The Discworld personas help more than I expected. Framing the decision as “what would Vimes do” gives the model a consistent decision heuristic to operate from. It’s not just aesthetic flavour — it affects the actual choices.

What’s it actually for?

Honestly, most of it was just fun. Discworld, Blood Bowl, AI agents, a reason to build a live dashboard — I didn’t need much more justification than that.

But it’s turned out to be a reasonable testbed for a few things I’m actually interested in:

Can you benchmark LLM tactical reasoning at scale? This is the direct continuation of what I was doing with Risk. In AI at Play I found that Horizon Alpha was aggressively dominant and Qwen-3 wouldn’t stop sending diplomatic messages. Scramble runs a similar tournament but with a game I designed to surface tactical reasoning more cleanly. If you run enough games, does a pattern emerge in which models are better at sequential multi-step planning? We don’t have enough data yet, but the infrastructure is there.

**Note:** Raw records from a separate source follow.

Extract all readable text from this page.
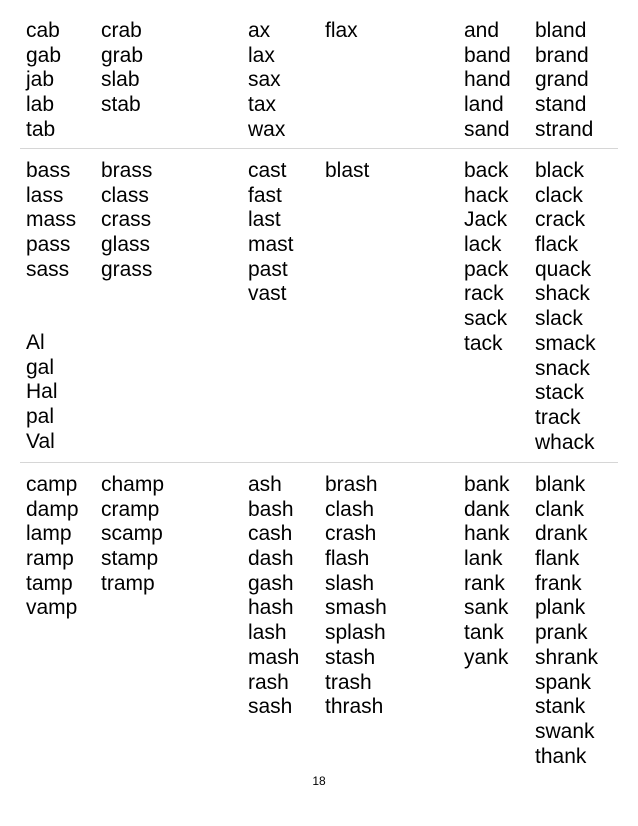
cab
gab
jab
lab
tab
crab
grab
slab
stab
ax
lax
sax
tax
wax
flax	and
band
hand
land
sand
bland
brand
grand
stand
strand
bass
lass
mass
pass
sass
brass
class
crass
glass
grass
cast
fast
last
mast
past
vast
blast	back
hack
Jack
lack
pack
rack
sack
tack
black
clack
crack
flack
quack
shack
slack
smack
snack
stack
track
whack
Al
gal
Hal
pal
Val
camp
damp
lamp
ramp
tamp
vamp
champ
cramp
scamp
stamp
tramp
ash
bash
cash
dash
gash
hash
lash
mash
rash
sash
brash
clash
crash
flash
slash
smash
splash
stash
trash
thrash
bank
dank
hank
lank
rank
sank
tank
yank
blank
clank
drank
flank
frank
plank
prank
shrank
spank
stank
swank
thank
18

How much do system prompt personas affect decision quality? The Vimes/Ponder framing is a controlled variable — same model, same game state, different character. I’d like to run ablation matches (neutral system prompt vs. character prompt) to see if the persona actually changes behaviour beyond surface-level tone.

What makes a good action space for LLM agents? The valid-actions fix was the biggest single improvement to game quality. I think there’s a general pattern here about how to design interfaces for agents that’s worth writing about separately.

If any of that sounds interesting to you, the code is open and PRs are welcome. There’s a skills file in the repo (skills/README.md) if you want to build your own agent and play it against Vimes.

What’s next

A few things on the list:

More games. The tournament needs to run for a while before the leaderboard means anything. Leaving it running is the main thing.
Tackle zones. The current game doesn’t visually indicate which squares require a dodge roll to leave. Agents know this from the state summary, but it’d make the dashboard much more readable.
Seasons. Right now it’s just continuous matches. A proper tournament bracket with a season structure would give the leaderboard more shape.
Your agent. The player agent is a clean interface. If you want to plug in a different model, a fine-tuned persona, or a non-LLM agent, there’s a path for that. Instructions in the repo.

The Patrician has been informed of this project. He neither approved nor disapproved. He simply noted that if it became a problem he would know who to talk to.